Ветер погнал туман от пропасти, в которую они чуть не угодили, в сторону далекого уже Котельнича. Перед ними открылась огромная котловина, дно которой не просматривалось из-за сумерек и клубящегося внизу тумана. Однако иногда казалось, что где-то на немыслимой глубине иногда вспыхивают оранжевые всполохи. Над всей этой странной местностью стоял какой-то гул. Край котловины был изогнут и, похоже, стремился к окружности, охватить которую было невозможно взглядом. Почти идеальная линия края была изъедена эрозией и некогда обильными ливнями.
— Я что-то не пойму, — пробормотал Варяг и, наклонившись, поднял какой-то кусок. — Что за…
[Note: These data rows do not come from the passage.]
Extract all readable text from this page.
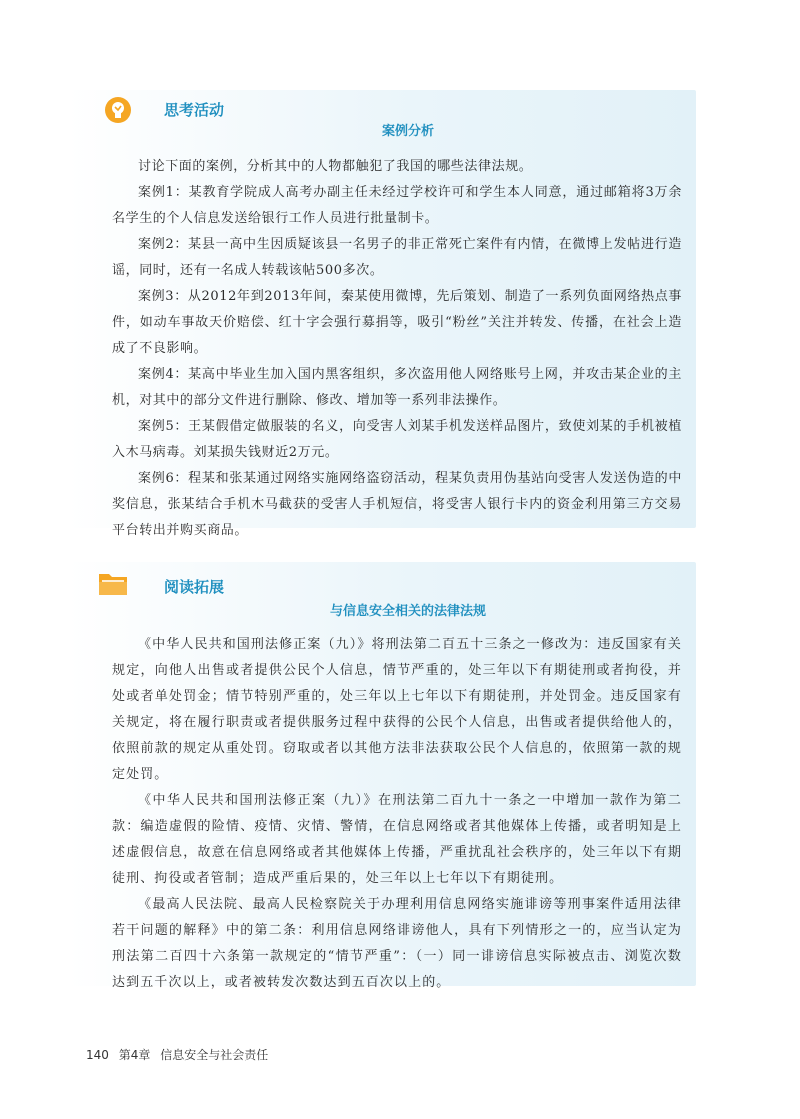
思考活动
案例分析

讨论下面的案例，分析其中的人物都触犯了我国的哪些法律法规。

案例1：某教育学院成人高考办副主任未经过学校许可和学生本人同意，通过邮箱将3万余名学生的个人信息发送给银行工作人员进行批量制卡。

案例2：某县一高中生因质疑该县一名男子的非正常死亡案件有内情，在微博上发帖进行造谣，同时，还有一名成人转载该帖500多次。

案例3：从2012年到2013年间，秦某使用微博，先后策划、制造了一系列负面网络热点事件，如动车事故天价赔偿、红十字会强行募捐等，吸引“粉丝”关注并转发、传播，在社会上造成了不良影响。

案例4：某高中毕业生加入国内黑客组织，多次盗用他人网络账号上网，并攻击某企业的主机，对其中的部分文件进行删除、修改、增加等一系列非法操作。

案例5：王某假借定做服装的名义，向受害人刘某手机发送样品图片，致使刘某的手机被植入木马病毒。刘某损失钱财近2万元。

案例6：程某和张某通过网络实施网络盗窃活动，程某负责用伪基站向受害人发送伪造的中奖信息，张某结合手机木马截获的受害人手机短信，将受害人银行卡内的资金利用第三方交易平台转出并购买商品。

阅读拓展
与信息安全相关的法律法规

《中华人民共和国刑法修正案（九）》将刑法第二百五十三条之一修改为：违反国家有关规定，向他人出售或者提供公民个人信息，情节严重的，处三年以下有期徒刑或者拘役，并处或者单处罚金；情节特别严重的，处三年以上七年以下有期徒刑，并处罚金。违反国家有关规定，将在履行职责或者提供服务过程中获得的公民个人信息，出售或者提供给他人的，依照前款的规定从重处罚。窃取或者以其他方法非法获取公民个人信息的，依照第一款的规定处罚。

《中华人民共和国刑法修正案（九）》在刑法第二百九十一条之一中增加一款作为第二款：编造虚假的险情、疫情、灾情、警情，在信息网络或者其他媒体上传播，或者明知是上述虚假信息，故意在信息网络或者其他媒体上传播，严重扰乱社会秩序的，处三年以下有期徒刑、拘役或者管制；造成严重后果的，处三年以上七年以下有期徒刑。

《最高人民法院、最高人民检察院关于办理利用信息网络实施诽谤等刑事案件适用法律若干问题的解释》中的第二条：利用信息网络诽谤他人，具有下列情形之一的，应当认定为刑法第二百四十六条第一款规定的“情节严重”：（一）同一诽谤信息实际被点击、浏览次数达到五千次以上，或者被转发次数达到五百次以上的。

140 第4章 信息安全与社会责任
Это был бесформенный слиток расплавленного стекла размером с два кулака. Варяг пристально посмотрел на него и вдруг отшвырнул от себя.
— Крест! Быстро дозиметр достань! — воскликнул Яхонтов.
— Это не может быть воронкой от взрыва, — пробормотал Илья, засунув руку в подсумок, где хранился его дозиметр.
— Только если тут не полсотни мегатонн, — мрачно ответил Варяг, вглядываясь в клубящийся туман в глубине котловины. — Похоже, там, внизу, лава бурлит. Вулкан… Или кальдера… Как там Юра говорил…
— Кто мог применить такой заряд? У кого была пятидесятимегатонная бомба? Если это только не кузькина мама Хрущева? — Людоед включил дозиметр.
— Возможно, заряд вызвал реакцию чего-то. Атомную станцию или ядерные боеприпасы поразили и в совокупности…
Примерно в километре раздался похожий на раскаты грома грохот и шипение. Все резко повернули головы. Из низко плывущего слоя тумана вырвался на несколько сотен метров вверх гигантский фонтан пара и кипящей воды.
— Гейзер! — воскликнул Илья. — Так вот что конденсирует туман и почему тут теплее!
— Илья, что с дозиметром? — Тревога в голосе искателя увеличивалась.
— Погоди… Черт…
— Что?
— У меня потолок — тысяча рентген, — проворчал Людоед.
— Ну и?..
— Зашкалило.
— Быстро в машину!!! — закричал Варяг, кинувшись к луноходу.
Вездеход мчался в обратном направлении. Вячеслав выжимал из машины все, что можно. Все были озабочены одной мыслью — убраться подальше от того жуткого места.
Николай придерживал стонущего Алексеева, чтобы тот не свалился со своего ложа, нанеся себе при этом дополнительные травмы.
— Нам конец, да? — Васнецов уставился на Людоеда испуганными глазами.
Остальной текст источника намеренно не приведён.